1 -- 20 ( = Heavy metals in bird feathers -- systematical investigation of
external deposition and deposition into the feather [sic]. "Contributions to
plumage-ology and morphology of birds", which must be a very obscure
journal.)

Reichholf goes on:

"[Migratory] birds need extraordinarily much energy [...] The main fuel
[during migrations] is fat [...] Birds that migrate far must therefore have
become "migration-fat" [before they migrate] -- and this they become in
connection with moulting. It is not exactly known what happens here but
there is much evidence that the storing of fat for migration brings about an
excess of protein that must be gotten rid of.
A similar situation arises when female birds produce in short time their
relatively very large eggs (not seldom several to many in a clutch!) and
have to provide it with the contents necessary for the development of the
embryo. Disequilibria in substance intake and metabolism are impossible to
avoid in this short-time situation. They also lead to considerable
differences in the nutrition-physiological demands on females and males. The
latter "work off" [...] their protein excesses in the form of the
development of display plumage and their energy excess in demanding
courtship behaviors that apparently correlate to the size of the clutches of
the females. [...]
_A new model of feather evolution_
The previous models of feather origins are oriented at interactions with the
environment. They deal with the 'outside'. Scale enlargements that became
feathers in the course of millions of years could become this because the
environment 'rewarded' minimal improvements with selection advantages. But
how many lizards with weakly enlarged scales would have had to fall down and
break their necks to give the bearers of the first, weak scale enlargements
the advantages? Or which degree of of fraying scale enlargements does a
measurable improvement of warmth isolation [...] require? [I can't imagine
the insulatory advantage of a half-protofeather or a spine either.] Models
that are oriented to 'adaptations' [why the quotation marks here?] to the
environment have to fight with this core problem nearly without exception.
It looks entirely different when the 'beginning' comes 'from inside'. If
reptiles from which birds evolved had had an excess of protein with
sulfur-containing amino acids in their diet for a very long time, we don't
need to assume any outside-directed selection advantages at all for scale
enlargements and fine-structural changes of the keratin that result from the
enhanced use of sulfur-containing amino acids. They are simply the result of
inner excesses and their disposal (3)."

(3) = J. H. Reichholf: Die Feder, die Mauser und der Ursprung der Vögel.
Archaeopteryx 14 (1996), S. 27 -- 38. This must probably have an English
abstract, and HP Darren Naish may be able to find this article
(Archaeopteryx seems to be unavailable over here, even though, say,
Vertebrata PalAsiatica is not).

> Sorry, but if you
> add the major steroid clearing pathway of taurocholic esterification and
bile
> excretion, the out-shipping of sulfur is immense.

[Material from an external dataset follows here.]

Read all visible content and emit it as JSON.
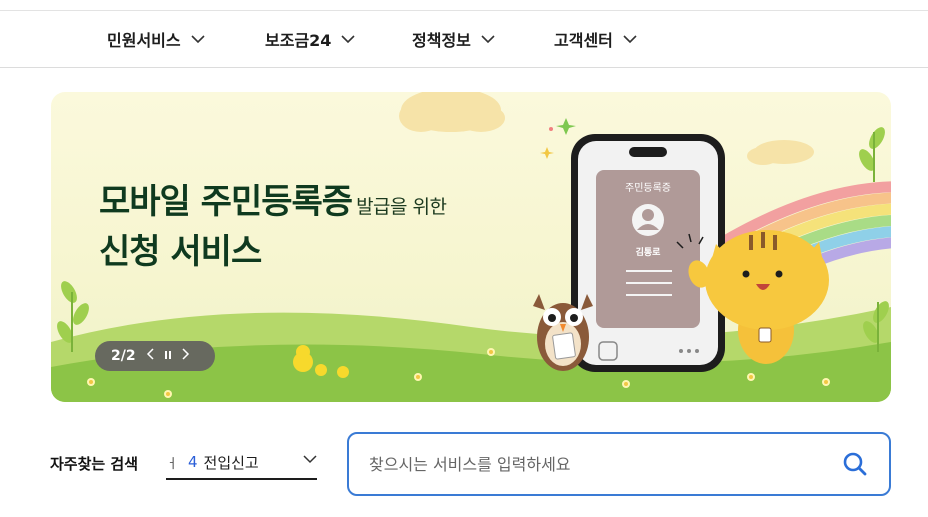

Oh! Are there steroids and bile pigments that contain sulfur? I don't know
any...

> There's just not likely to
> be any significant need of an auxiliary "feather-shunt" pathway.

In mammals.

> If all of
> the above isn't enough, there are well known medical conditions such as
> homocystinuria, where genetic defects in metabolism lead to alternative
> secretion mechanisms for sulfur, STILL not including any epidermal routes.

What exactly is homocystinuria?

> The kidney has an awesome capacity to adapt.

But, apparently, no capacity to excrete sulfate without water.